Soon the discoveries in the counseling offices spilled out into the families and the communities, as patients were encouraged to confront their abusers, notify the police, or bring suit. “You cannot wait until you are doubt-free to disclose to your family,” admonished Renee Fredrickson in her 1992 book,
Repressed Memories: A Journey of Recovery from Sexual Abuse.
“Avoid being tentative about your repressed memories. Do
not just tell them; express them as truth. If months or years down the road, you find you are mistaken about details, you can always apologize and set the record straight.”

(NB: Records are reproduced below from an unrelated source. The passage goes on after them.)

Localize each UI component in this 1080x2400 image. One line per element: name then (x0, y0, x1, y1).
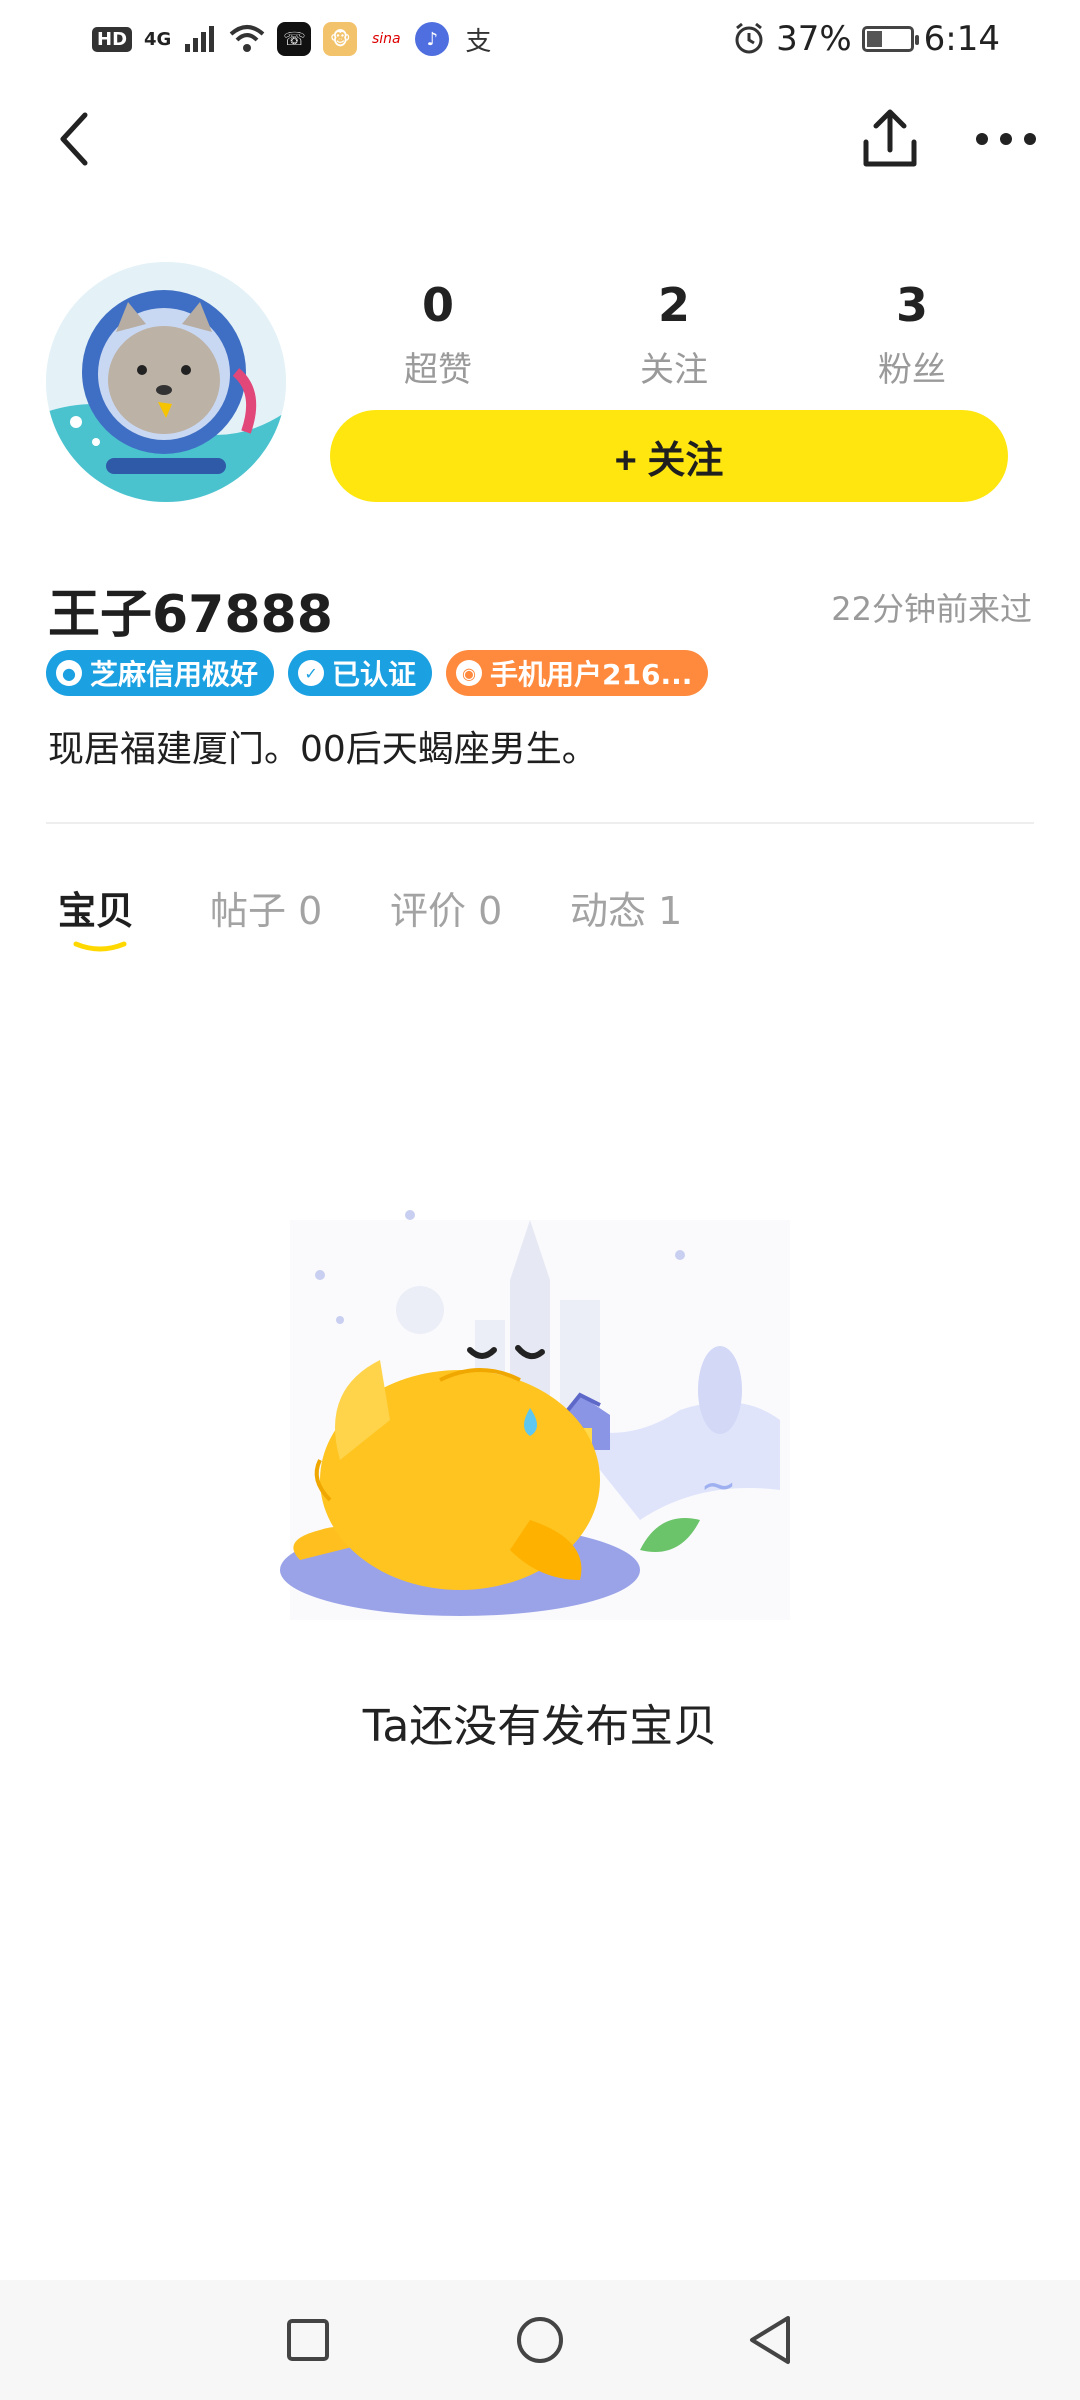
top-nav (0, 90, 1080, 200)
system-nav-bar (0, 2280, 1080, 2400)
sad-fish-illustration: ~ (280, 1205, 790, 1620)
stat-likes[interactable]: 0 超赞 (358, 282, 518, 391)
home-button[interactable] (504, 2304, 576, 2376)
weibo-badge[interactable]: ◉ 手机用户216... (446, 650, 709, 696)
music-app-icon: ♪ (415, 22, 450, 56)
follow-button[interactable]: + 关注 (330, 410, 1008, 502)
divider (46, 822, 1034, 824)
astronaut-cat-avatar (46, 262, 286, 502)
stat-following[interactable]: 2 关注 (594, 282, 754, 391)
battery-percent: 37% (776, 19, 852, 59)
badge-label: 芝麻信用极好 (90, 658, 259, 691)
phone-app-icon: ☏ (277, 22, 312, 56)
stat-value: 3 (895, 278, 928, 332)
more-button[interactable] (966, 104, 1046, 174)
last-visit-time: 22分钟前来过 (831, 590, 1032, 628)
weibo-icon: ◉ (456, 660, 483, 686)
tab-activity[interactable]: 动态 1 (570, 880, 682, 935)
stat-value: 2 (657, 278, 690, 332)
wifi-icon (230, 25, 265, 52)
stat-value: 0 (421, 278, 454, 332)
chevron-left-icon (60, 112, 88, 166)
tab-reviews[interactable]: 评价 0 (390, 880, 502, 935)
stat-label: 关注 (640, 350, 708, 390)
stat-label: 超赞 (404, 350, 472, 390)
tab-posts[interactable]: 帖子 0 (210, 880, 322, 935)
tab-items[interactable]: 宝贝 (58, 880, 134, 935)
svg-text:~: ~ (700, 1460, 737, 1511)
battery-level (866, 31, 882, 47)
network-type: 4G (144, 28, 172, 50)
hd-indicator: HD (92, 26, 133, 52)
sina-app-icon: sina (369, 22, 404, 56)
stat-followers[interactable]: 3 粉丝 (832, 282, 992, 391)
username: 王子67888 (48, 585, 333, 645)
share-upload-icon (863, 109, 917, 167)
tab-active-indicator (73, 941, 127, 952)
avatar[interactable] (46, 262, 286, 502)
status-right: 37% 6:14 (732, 14, 1000, 64)
share-button[interactable] (850, 104, 930, 174)
status-bar: HD 4G ☏ 🐵 sina ♪ 支 37% 6:14 (0, 0, 1080, 80)
battery-icon (861, 26, 919, 52)
circle-icon (517, 2317, 563, 2363)
stat-label: 粉丝 (878, 350, 946, 390)
sesame-icon: ● (56, 660, 82, 686)
signal-icon (185, 26, 215, 52)
bio: 现居福建厦门。00后天蝎座男生。 (48, 729, 598, 770)
status-left: HD 4G ☏ 🐵 sina ♪ 支 (92, 14, 496, 64)
back-button[interactable] (40, 104, 110, 174)
more-dots-icon (976, 133, 1036, 145)
tab-bar: 宝贝 帖子 0 评价 0 动态 1 (0, 880, 1080, 960)
badge-row: ● 芝麻信用极好 ✓ 已认证 ◉ 手机用户216... (46, 650, 709, 696)
sesame-credit-badge[interactable]: ● 芝麻信用极好 (46, 650, 275, 696)
monkey-app-icon: 🐵 (323, 22, 358, 56)
triangle-back-icon (750, 2316, 790, 2364)
verified-badge[interactable]: ✓ 已认证 (288, 650, 433, 696)
recent-apps-button[interactable] (272, 2304, 344, 2376)
back-nav-button[interactable] (734, 2304, 806, 2376)
empty-state-message: Ta还没有发布宝贝 (362, 1701, 718, 1752)
badge-label: 手机用户216... (490, 658, 693, 691)
clock: 6:14 (923, 19, 1000, 59)
badge-label: 已认证 (332, 658, 417, 691)
alipay-app-icon: 支 (461, 22, 496, 57)
alarm-icon (735, 22, 763, 54)
verified-icon: ✓ (298, 660, 325, 686)
square-icon (287, 2319, 329, 2361)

Whether truthful or mistaken, recovered memories have had the effect of breaking apart thousands of families. A 1991 civil suit in Orange County, California, is characteristic of hundreds of cases that have flooded the legal system. Two adult daughters and a granddaughter accused their elderly mother/grandmother of gross, ritualistic crimes over a period of twenty-five years. The daughters contended that they had been tortured, sexually abused, and forced to kill babies in caves and church basements in Southern California. The women said that they had repressed the abuse until just a few years before, when the older daughter entered therapy after the breakup of her third marriage. In therapy she learned that she was a multiple personality, and she began remembering satanic-ritual abuse. Soon she brought her sister and her daughter (who was eleven when the trial began) into treatment with the same therapist, and they began having similar memories. Eventually all three were diagnosed as multiple personalities. They sought half a million dollars in damages. The defendant, who was a wealthy woman, contended that none of this abuse had ever happened. She believed that her older daughter was after her money, while her younger daughter and granddaughter were simply trying to please her older daughter. The jury decided that the defendant had neglected her daughters but had not intentionally harmed them. No damages were awarded. These claims have become sufficiently routine that some attorneys have standardized forms for their clients, in which the accusations of rape, torture, sodomy, and ritual abuse are already specified.

In 1992, in reaction to the rise of charges and lawsuits, a number of accused parents formed the False Memory Syndrome Foundation, in Philadelphia. By June of 1993, more than four thousand families had come forward (including the parents
of Roseanne Arnold). The foundation discovered that these people had much in common. Most of their marriages—about 80 percent—were still intact, and usually only the husband had been accused, although wives had also been accused in nearly a third of the cases. The couples were also financially successful, with a median annual income of more than sixty thousand dollars. The majority had college educations. Most of them reported having frequently eaten meals together as a family and having gone on family vacations. More than half reported being active or very active in religion. About 17 percent of the accusations involved satanic-ritual abuse.